Well I wouldn’t call myself an RSI expert but I used to use it in the past and had good experience with it.
For example:
When the RSI line closes below 30, it means that it is oversold in that particular timeframe. Then I zoomed down to a lower timeframe such as 1hr or 15min and would pick out the key resistance levels. When price broke above these levels with good momentum, it confirmed to me that the oversold condition on the higher timeframe was likely over and I could therefore buy and set a stop below the nearest key support on the lower timeframe. I would then take profit when I reached a 1:1.5/2 ratio, usually depending on the way the market was behaving.
I hope that makes sense. Of course, there are many ways to use it and this is just how I used it. At the end of the day, the RSI basically shows which way the momentum is going and whether or not it is overbought or oversold.
The reason why I moved down to lower time frame to wait for confirmation of a breakout in the opposite direction is because the RSI can stay below/above the oversold/overbought levels for a long time and buying/selling solely because it reaches these levels can be dangerous.
I used to use it but stopped. I was entering or staying out of trades because rsi showed overbought or oversold, then watched as price continued on its merry way regardless.
Any indicator can be useful if you use it properly and spend the time learning it. I think one of the biggest misconceptions is that if the RSI is above 70 it is an automatic sell and if it is below 30 it is an automatic buy. You always need to use it in context with other aspects of technical analysis and never trade based on one signal alone.
Adding to what the folks have said here, you can always read online articles on this indicator.
I did watch this video online not quite long ago on RSI indicator, it featured it’s importance, how to best use and some other things.
You can see the video here: RSI - Profiforex Forex Broker it might help.
I am old school chartist, so indicators are not my main tool. I might use them as an additional tool to help fine tune trades. If it is the only tool to use (not recommended), then i would stick to longer time frames (4H, 1D, 1W) to get a more reliable signal. There are times when it simply does not work. It is good to have an Exit Plan “B” when that happens. It is better to combine RSI with a trend following tool (lines, price filters…)

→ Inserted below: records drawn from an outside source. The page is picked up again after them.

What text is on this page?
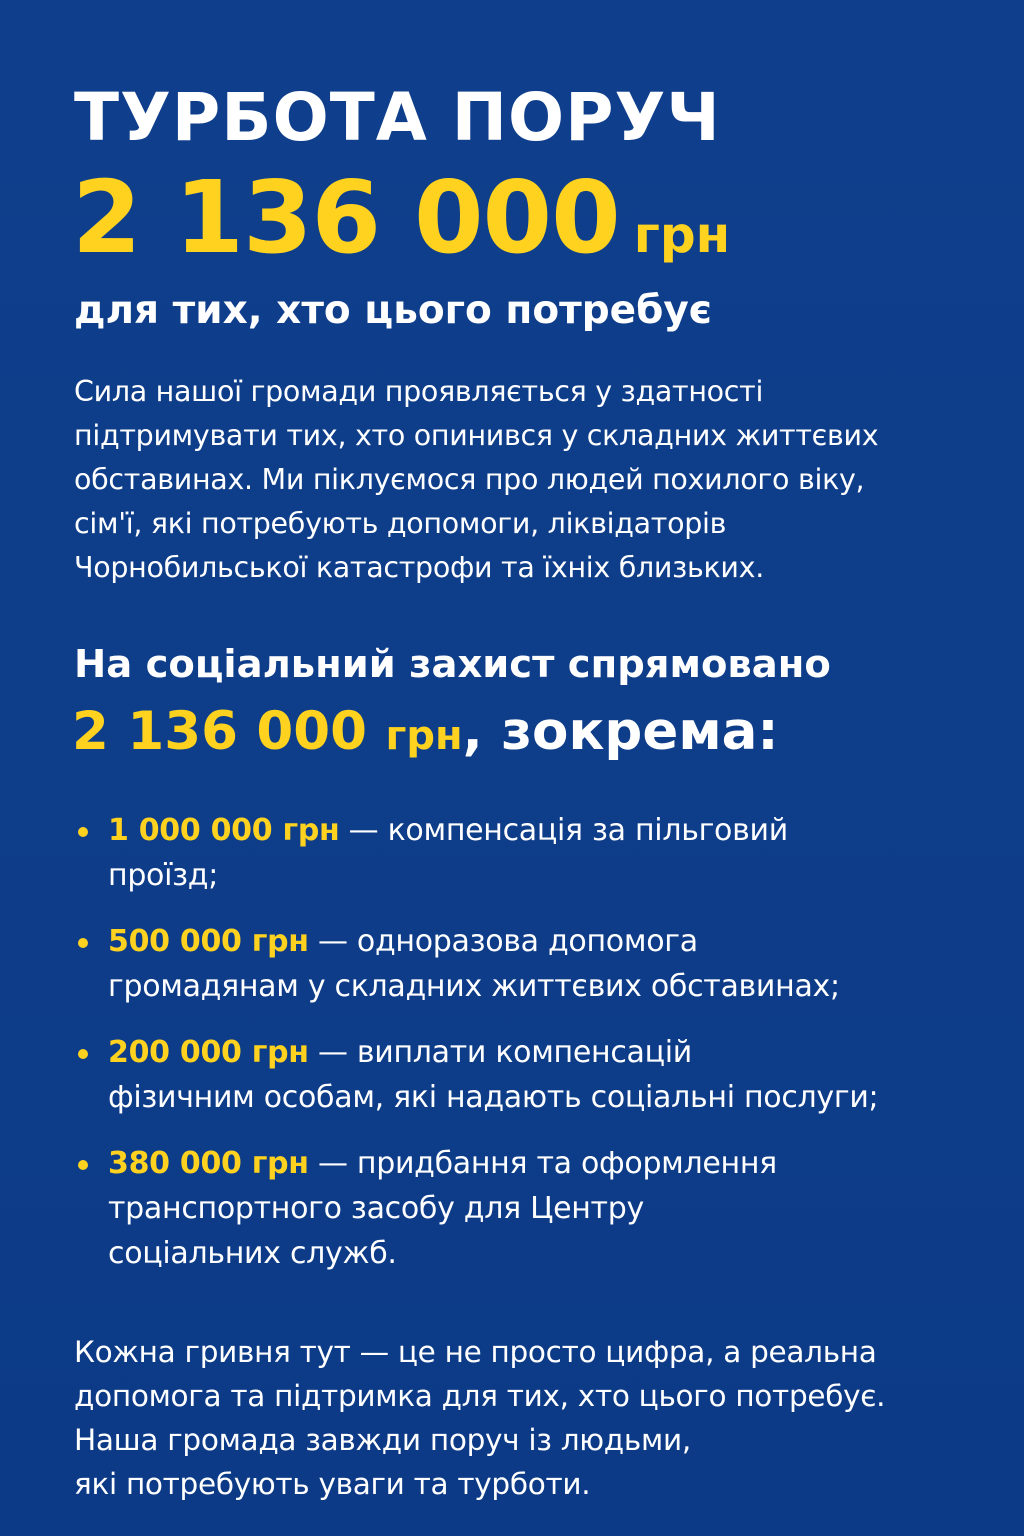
ТУРБОТА ПОРУЧ
2 136 000 грн
для тих, хто цього потребує
Сила нашої громади проявляється у здатності
підтримувати тих, хто опинився у складних життєвих
обставинах. Ми піклуємося про людей похилого віку,
сім'ї, які потребують допомоги, ліквідаторів
Чорнобильської катастрофи та їхніх близьких.
На соціальний захист спрямовано
2 136 000 грн, зокрема:
1 000 000 грн — компенсація за пільговий
проїзд;
500 000 грн — одноразова допомога
громадянам у складних життєвих обставинах;
200 000 грн — виплати компенсацій
фізичним особам, які надають соціальні послуги;
380 000 грн — придбання та оформлення
транспортного засобу для Центру
соціальних служб.
Кожна гривня тут — це не просто цифра, а реальна
допомога та підтримка для тих, хто цього потребує.
Наша громада завжди поруч із людьми,
які потребують уваги та турботи.
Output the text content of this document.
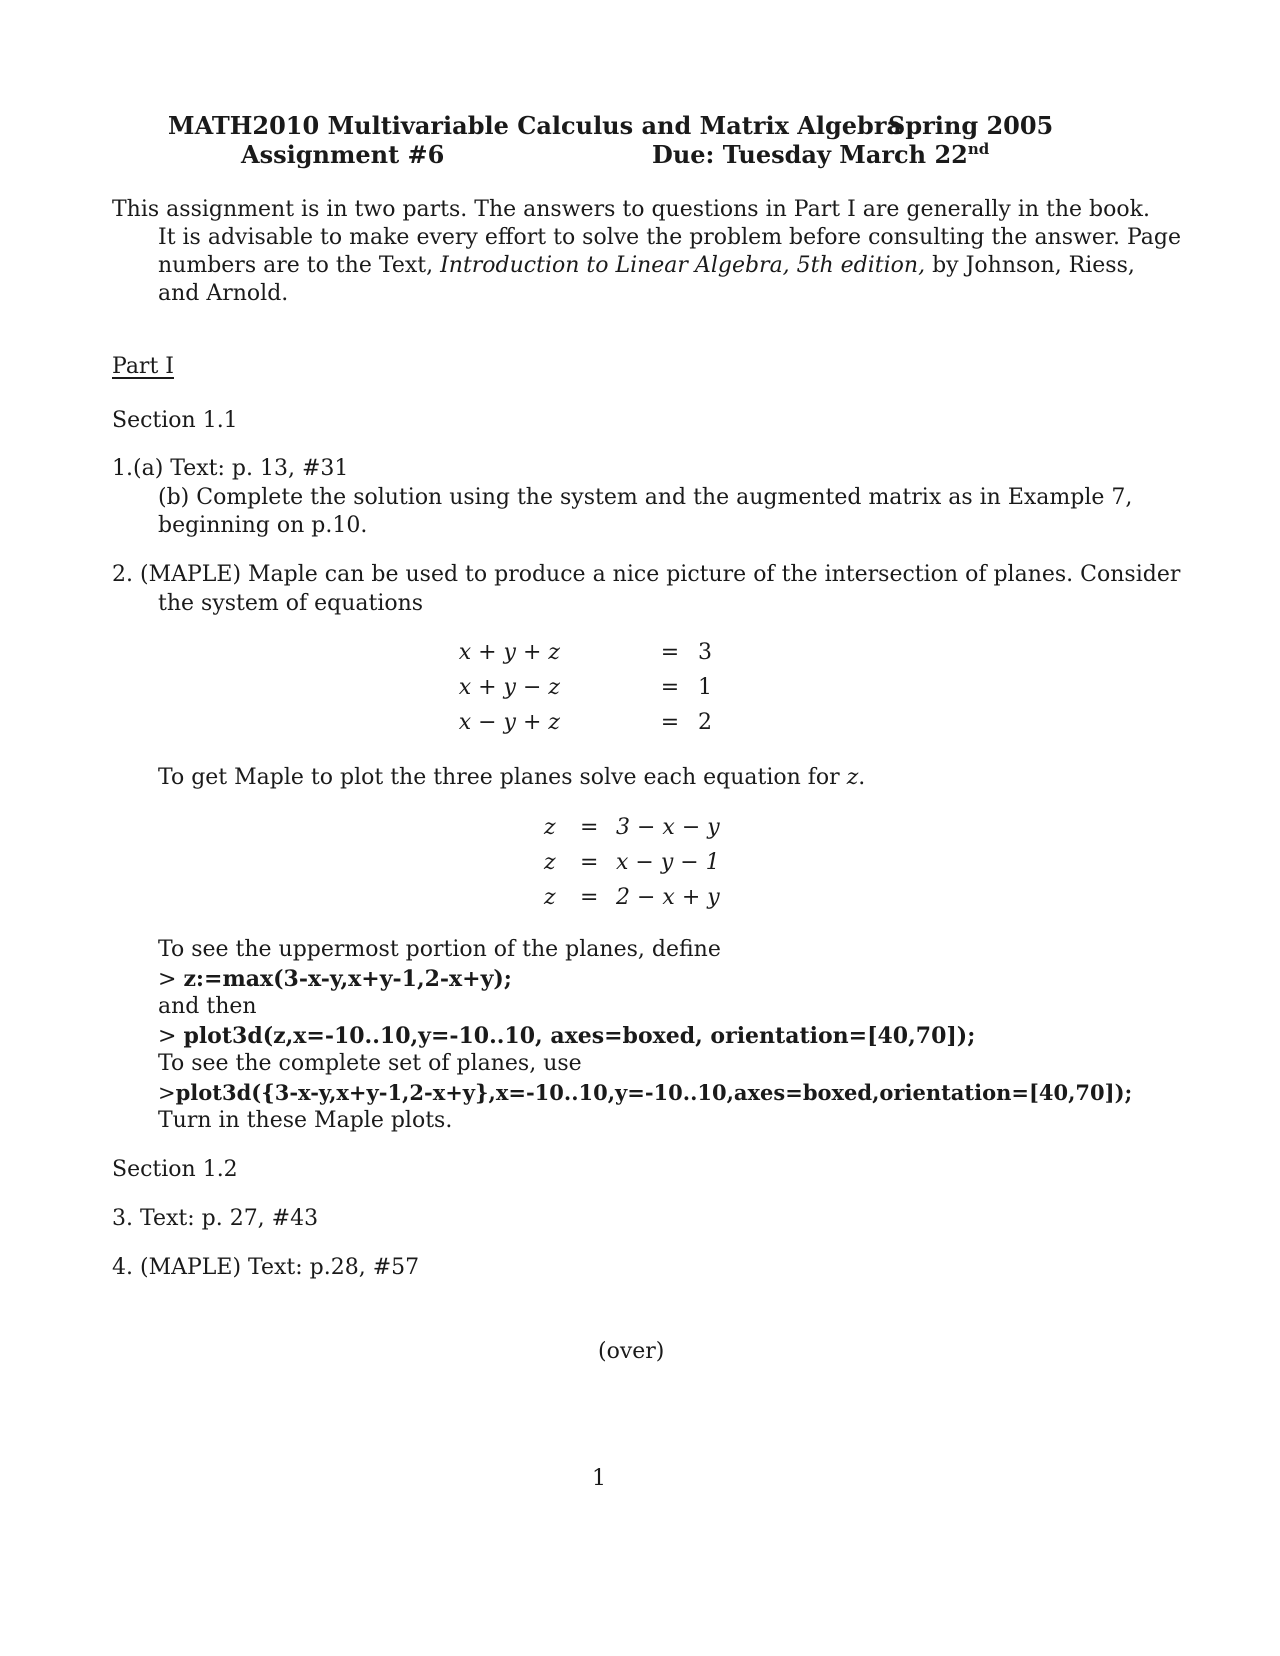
MATH2010 Multivariable Calculus and Matrix Algebra
Spring 2005
Assignment #6	Due: Tuesday March 22nd
This assignment is in two parts. The answers to questions in Part I are generally in the book.
It is advisable to make every effort to solve the problem before consulting the answer. Page
numbers are to the Text, Introduction to Linear Algebra, 5th edition, by Johnson, Riess,
and Arnold.
Part I
Section 1.1
1.(a) Text: p. 13, #31
(b) Complete the solution using the system and the augmented matrix as in Example 7,
beginning on p.10.
2. (MAPLE) Maple can be used to produce a nice picture of the intersection of planes. Consider
the system of equations
x + y + z	= 3
x + y − z	= 1
x − y + z	= 2
To get Maple to plot the three planes solve each equation for z.
z = 3 − x − y
z = x − y − 1
z = 2 − x + y
To see the uppermost portion of the planes, define
> z:=max(3-x-y,x+y-1,2-x+y);
and then
> plot3d(z,x=-10..10,y=-10..10, axes=boxed, orientation=[40,70]);
To see the complete set of planes, use
>plot3d({3-x-y,x+y-1,2-x+y},x=-10..10,y=-10..10,axes=boxed,orientation=[40,70]);
Turn in these Maple plots.
Section 1.2
3. Text: p. 27, #43
4. (MAPLE) Text: p.28, #57
(over)
1
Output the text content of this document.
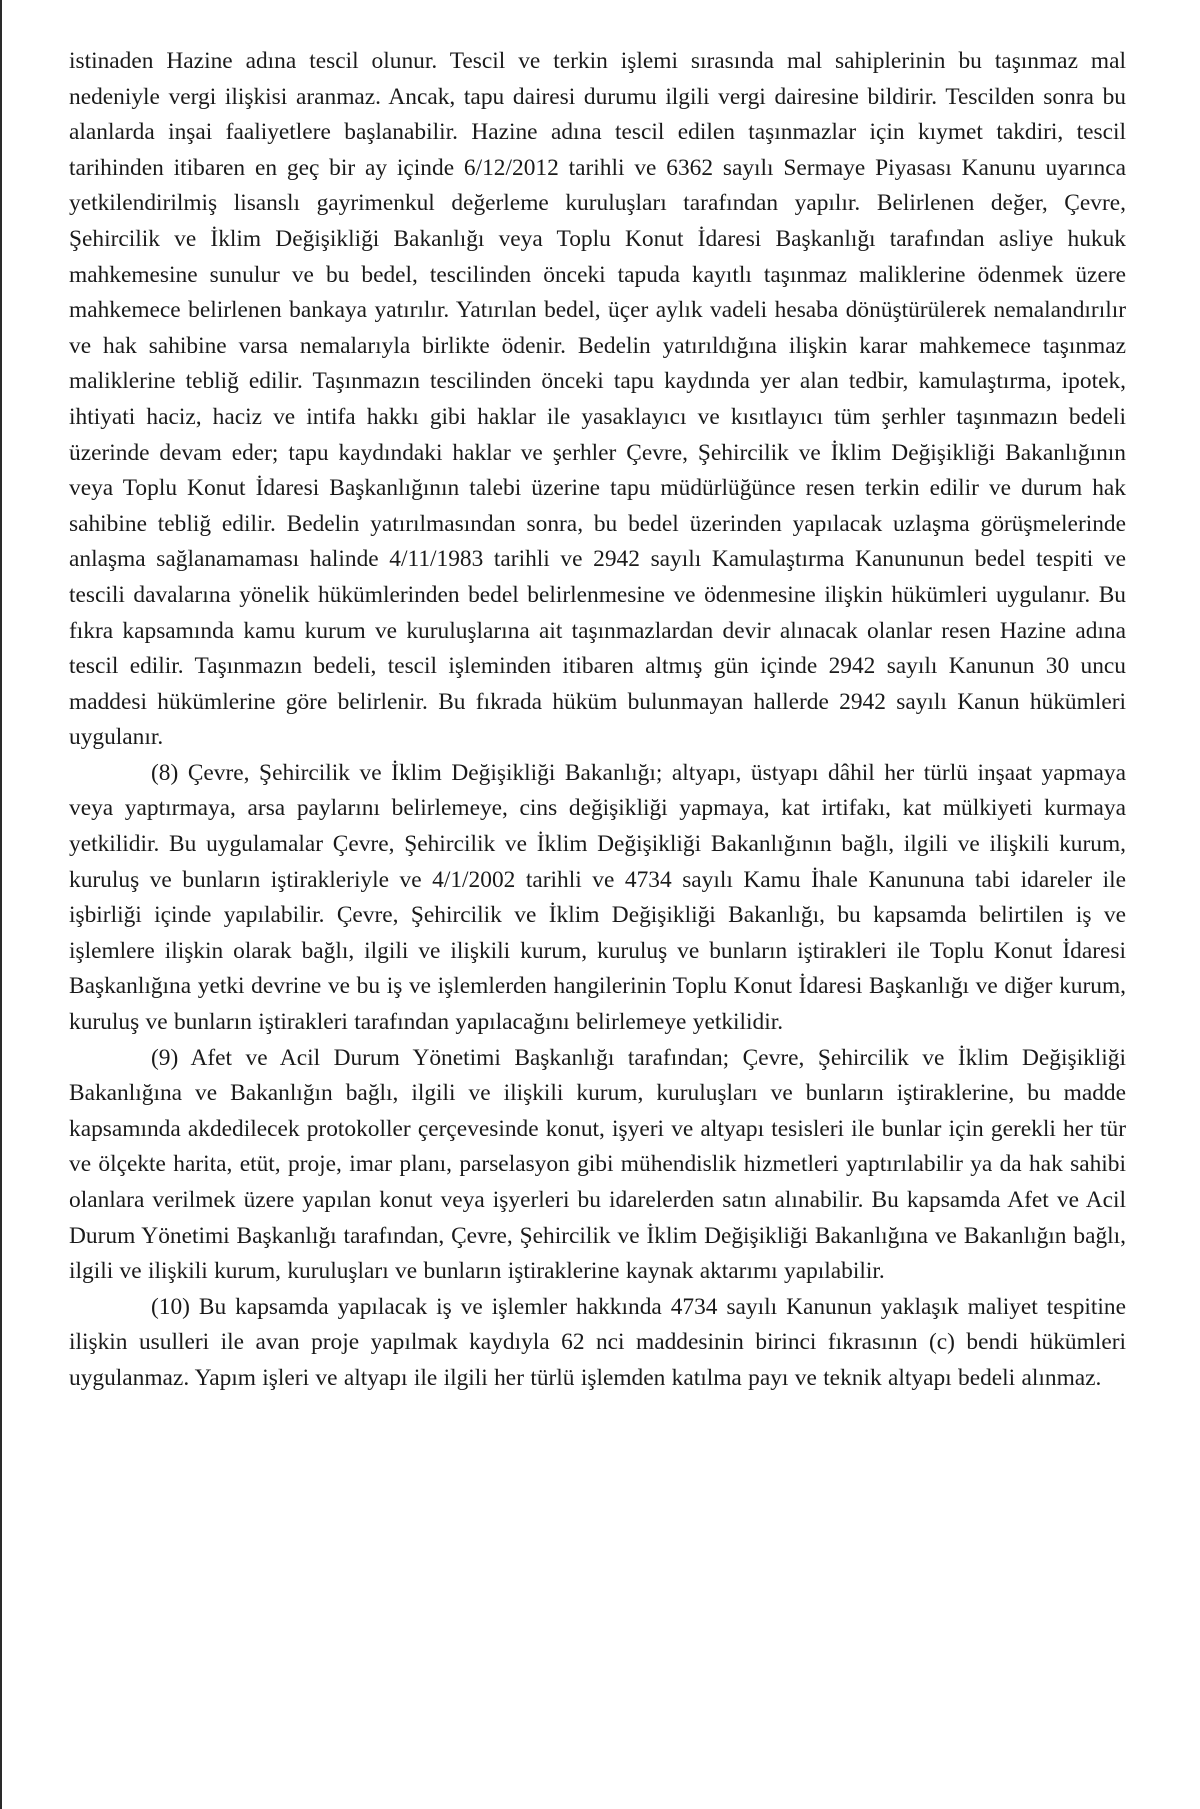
istinaden Hazine adına tescil olunur. Tescil ve terkin işlemi sırasında mal sahiplerinin bu taşınmaz mal nedeniyle vergi ilişkisi aranmaz. Ancak, tapu dairesi durumu ilgili vergi dairesine bildirir. Tescilden sonra bu alanlarda inşai faaliyetlere başlanabilir. Hazine adına tescil edilen taşınmazlar için kıymet takdiri, tescil tarihinden itibaren en geç bir ay içinde 6/12/2012 tarihli ve 6362 sayılı Sermaye Piyasası Kanunu uyarınca yetkilendirilmiş lisanslı gayrimenkul değerleme kuruluşları tarafından yapılır. Belirlenen değer, Çevre, Şehircilik ve İklim Değişikliği Bakanlığı veya Toplu Konut İdaresi Başkanlığı tarafından asliye hukuk mahkemesine sunulur ve bu bedel, tescilinden önceki tapuda kayıtlı taşınmaz maliklerine ödenmek üzere mahkemece belirlenen bankaya yatırılır. Yatırılan bedel, üçer aylık vadeli hesaba dönüştürülerek nemalandırılır ve hak sahibine varsa nemalarıyla birlikte ödenir. Bedelin yatırıldığına ilişkin karar mahkemece taşınmaz maliklerine tebliğ edilir. Taşınmazın tescilinden önceki tapu kaydında yer alan tedbir, kamulaştırma, ipotek, ihtiyati haciz, haciz ve intifa hakkı gibi haklar ile yasaklayıcı ve kısıtlayıcı tüm şerhler taşınmazın bedeli üzerinde devam eder; tapu kaydındaki haklar ve şerhler Çevre, Şehircilik ve İklim Değişikliği Bakanlığının veya Toplu Konut İdaresi Başkanlığının talebi üzerine tapu müdürlüğünce resen terkin edilir ve durum hak sahibine tebliğ edilir. Bedelin yatırılmasından sonra, bu bedel üzerinden yapılacak uzlaşma görüşmelerinde anlaşma sağlanamaması halinde 4/11/1983 tarihli ve 2942 sayılı Kamulaştırma Kanununun bedel tespiti ve tescili davalarına yönelik hükümlerinden bedel belirlenmesine ve ödenmesine ilişkin hükümleri uygulanır. Bu fıkra kapsamında kamu kurum ve kuruluşlarına ait taşınmazlardan devir alınacak olanlar resen Hazine adına tescil edilir. Taşınmazın bedeli, tescil işleminden itibaren altmış gün içinde 2942 sayılı Kanunun 30 uncu maddesi hükümlerine göre belirlenir. Bu fıkrada hüküm bulunmayan hallerde 2942 sayılı Kanun hükümleri uygulanır.

(8) Çevre, Şehircilik ve İklim Değişikliği Bakanlığı; altyapı, üstyapı dâhil her türlü inşaat yapmaya veya yaptırmaya, arsa paylarını belirlemeye, cins değişikliği yapmaya, kat irtifakı, kat mülkiyeti kurmaya yetkilidir. Bu uygulamalar Çevre, Şehircilik ve İklim Değişikliği Bakanlığının bağlı, ilgili ve ilişkili kurum, kuruluş ve bunların iştirakleriyle ve 4/1/2002 tarihli ve 4734 sayılı Kamu İhale Kanununa tabi idareler ile işbirliği içinde yapılabilir. Çevre, Şehircilik ve İklim Değişikliği Bakanlığı, bu kapsamda belirtilen iş ve işlemlere ilişkin olarak bağlı, ilgili ve ilişkili kurum, kuruluş ve bunların iştirakleri ile Toplu Konut İdaresi Başkanlığına yetki devrine ve bu iş ve işlemlerden hangilerinin Toplu Konut İdaresi Başkanlığı ve diğer kurum, kuruluş ve bunların iştirakleri tarafından yapılacağını belirlemeye yetkilidir.

(9) Afet ve Acil Durum Yönetimi Başkanlığı tarafından; Çevre, Şehircilik ve İklim Değişikliği Bakanlığına ve Bakanlığın bağlı, ilgili ve ilişkili kurum, kuruluşları ve bunların iştiraklerine, bu madde kapsamında akdedilecek protokoller çerçevesinde konut, işyeri ve altyapı tesisleri ile bunlar için gerekli her tür ve ölçekte harita, etüt, proje, imar planı, parselasyon gibi mühendislik hizmetleri yaptırılabilir ya da hak sahibi olanlara verilmek üzere yapılan konut veya işyerleri bu idarelerden satın alınabilir. Bu kapsamda Afet ve Acil Durum Yönetimi Başkanlığı tarafından, Çevre, Şehircilik ve İklim Değişikliği Bakanlığına ve Bakanlığın bağlı, ilgili ve ilişkili kurum, kuruluşları ve bunların iştiraklerine kaynak aktarımı yapılabilir.

(10) Bu kapsamda yapılacak iş ve işlemler hakkında 4734 sayılı Kanunun yaklaşık maliyet tespitine ilişkin usulleri ile avan proje yapılmak kaydıyla 62 nci maddesinin birinci fıkrasının (c) bendi hükümleri uygulanmaz. Yapım işleri ve altyapı ile ilgili her türlü işlemden katılma payı ve teknik altyapı bedeli alınmaz.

As mentioned, the strongest signals are divergences in trending markets. For ranging markets you can use extreme readings. It is also possible to adjust the parameters to 5 instead of 14 for faster readings (but less reliable) and adjust the ranges to 80/20 instead of 70/30. The use of trend lines and SP and RS levels is also applicable on RSI. Breakouts on RSI often happen before you see it on the price, hence it is called a leading indicator.
Solely RSI? Guess without help of other indicators or manual analysis it’s similar to gambling. I use RSI just to get additional confirmation on some trends, but would never put it as the ground of a trading strategy.